In case you were not already aware, Google Analytics is a free web analytics tool offered by Google to help you analyze your website traffic. Accordingly, the implications of Google Analytics are huge. This is because, for most companies, your website is a hub for any of your digital traffic. Correspondingly, if you are running any marketing activities such as search ads or social media ads, your users are most likely going to visit your website somewhere along their user journey.
Would you like to learn more about how to make the most of Google Analytics? If so, completing a Google analytics individual qualification exam can prove to be advantageous. Ultimately, analytics is the foundation of SEO, social media marketing, search engine marketing, and more. Therefore broadening your understanding of analytics through completing a Google certification can be incredibly beneficial.
Since you are interested in marketing (I am assuming you are, since you are reading this article), you probably are aware of the EU GDPR privacy rules that go into effect on May 25, 2018. If you are not aware then you can check out more about this gdpr double opt in here if you wanted.

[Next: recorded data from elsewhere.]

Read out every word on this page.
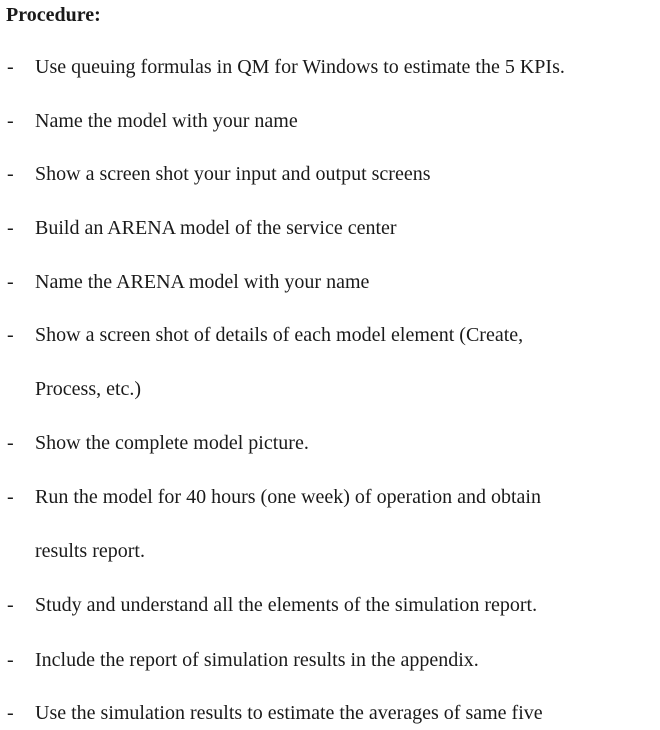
Procedure:
- Use queuing formulas in QM for Windows to estimate the 5 KPIs.
- Name the model with your name
- Show a screen shot your input and output screens
- Build an ARENA model of the service center
- Name the ARENA model with your name
- Show a screen shot of details of each model element (Create,
Process, etc.)
- Show the complete model picture.
- Run the model for 40 hours (one week) of operation and obtain
results report.
- Study and understand all the elements of the simulation report.
- Include the report of simulation results in the appendix.
- Use the simulation results to estimate the averages of same five
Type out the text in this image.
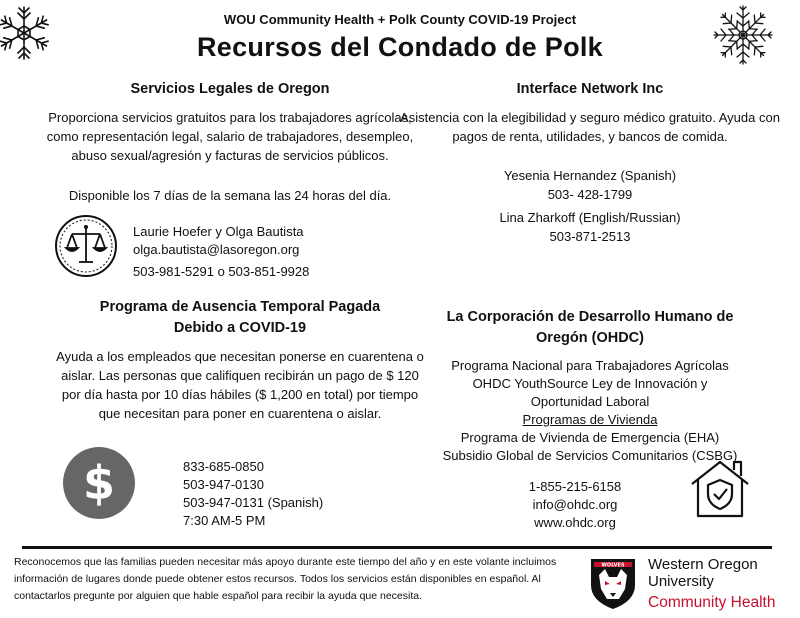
WOU Community Health + Polk County COVID-19 Project
Recursos del Condado de Polk
Servicios Legales de Oregon
Proporciona servicios gratuitos para los trabajadores agrícolas, como representación legal, salario de trabajadores, desempleo, abuso sexual/agresión y facturas de servicios públicos.
Disponible los 7 días de la semana las 24 horas del día.
Laurie Hoefer y Olga Bautista
olga.bautista@lasoregon.org
503-981-5291 o 503-851-9928
Interface Network Inc
Asistencia con la elegibilidad y seguro médico gratuito. Ayuda con pagos de renta, utilidades, y bancos de comida.
Yesenia Hernandez (Spanish)
503- 428-1799
Lina Zharkoff (English/Russian)
503-871-2513
Programa de Ausencia Temporal Pagada
Debido a COVID-19
Ayuda a los empleados que necesitan ponerse en cuarentena o aislar. Las personas que califiquen recibirán un pago de $ 120 por día hasta por 10 días hábiles ($ 1,200 en total) por tiempo que necesitan para poner en cuarentena o aislar.
$	833-685-0850
503-947-0130
503-947-0131 (Spanish)
7:30 AM-5 PM
La Corporación de Desarrollo Humano de
Oregón (OHDC)
Programa Nacional para Trabajadores Agrícolas
OHDC YouthSource Ley de Innovación y
Oportunidad Laboral
Programas de Vivienda
Programa de Vivienda de Emergencia (EHA)
Subsidio Global de Servicios Comunitarios (CSBG)
1-855-215-6158
info@ohdc.org
www.ohdc.org
Reconocemos que las familias pueden necesitar más apoyo durante este tiempo del año y en este volante incluimos información de lugares donde puede obtener estos recursos. Todos los servicios están disponibles en español. Al contactarlos pregunte por alguien que hable español para recibir la ayuda que necesita.
WOLVES Western Oregon
University
Community Health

If you use Google Analytics, you’ll want to read this article published by Orbit Media:
What data is affected by the data retention controls in Google Analytics?
If you do not update your data control settings before May 25th to “Do not automatically expire”, you will lose all non-aggregate data prior to March of 2016.
Any US consumer marketers who keep data on their clients/customers also need to heed the privacy rules or face a potential fine. I’m sure that there are plenty of brand managers scrambling right now to learn and analyze the information they have on their clients. For more information on how the GDPR privacy rules in Europe applies to US companies, read this article posted by CNBC.
If you run your website using WordPress, you may be wondering about if your website will be GDPR compliant. Here’s info that I found on this topic from WPBeginner.com that provides info on a post called the Ultimate Guide to WordPress and GDPR
The good part is that if you’re using WordPress plugins like WPForms, Gravity Forms, Ninja Forms, Contact Form 7, etc, then you don’t need a Data Processing Agreement because these plugins DO NOT store your form entries on their site. Your form entries are stored in your WordPress database.
Simply adding a required consent checkbox with clear explanation should be good enough for you to make your WordPress forms GDPR compliant.